Houphouët voyant venir les manigances et le jeu voilé de la Françafrique concernant cet officier général très entreprenant et très en vue, employa la même tactique que pour le premier en le nommant ministre de la Sécurité intérieure pour le sortir des rangs. En Afrique, ne dit-on pas que pour sauver son enfant unique des griffes des sorciers mangeurs d’âme, il vaut mieux le leur confier.
Houphouët lui ayant confié la sécurité du pays, il s’y employa avec une rigueur qui frisait le zèle. Mais les Français et le gotha politique ivoirien à la fois, effrayés par l’esprit d’indépendance de l’homme, se sont vite rendu compte de part et d’autre que l’homme n’était ni malléable, ni maniable.
Très inflexible sur l’ordre et la discipline, il ne pouvait faire ni l’affaire de la Françafrique ni d’Houphouët. ce dernier résolut son problème en l’envoyant comme ambassadeur en Argentine, où il résida plusieurs années sans avoir été appelé, ne serait-ce en consultation Finalement excédé par la situation, il rentre au pays et se consacre à sa région et au parti unique. Mais devant son intransigeance à vouloir toujours se montrer inflexible sur des principes devant son ainé Thomas d’Aquin, Cema à l’époque, il fut victime des querelles soulevées et machiavéliquement animées par le vieux Renard Houphouët. On le banalisa à tel point qu’on se demandait si l’homme aurait encore quelque chose à revendre dans ce pays.
La Françafrique a vite compris qu’il n’était pas officier idéal pour elle en cas de décès subit d’Houphouët. L’homme portait ses frasques du pays Guébié qui lui collaient à la peau comme une marque indélébile.
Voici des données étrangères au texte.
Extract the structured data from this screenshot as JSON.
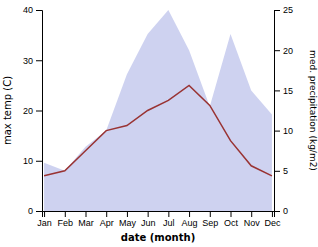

Des choses qui pouvaient ressurgir à tout moment avec la machine à remonter le temps.
Elle devait encore chercher un autre cheval de Troie car au plan civil, sur les capacités à gouverner ce pays, ce n’était pas le manque de ressources humaines qui était un handicap, mais plutôt le trop plein d’hommes aptes qui posait problème pour trouver un substitut au vieux Renard :
Alors que Moussa Traoré, un officier subalterne promu colonel et général en grillant toutes les étapes de la hiérarchie militaire régnait sans coup férir sur le Grand Mali, ici en Côte d’Ivoire, non seulement dans la vieille classe quelques hommes politiques étaient en mesure d’imposer d’une manière ou d’une autre leur autorité, mais des jeunes loups souvent aux dents longues qui attendaient dans l’antichambre depuis belle lurette une quelconque opportunité en pouvaient en faire autant : ce sont les Sery Gnoléba, feu Bra Kanon, Emmanuel Dioulo, Bédié lui-même à l’époque, Fologo… tous susceptibles ou capables de donner une nouvelle impulsion à la vie politique ivoirienne…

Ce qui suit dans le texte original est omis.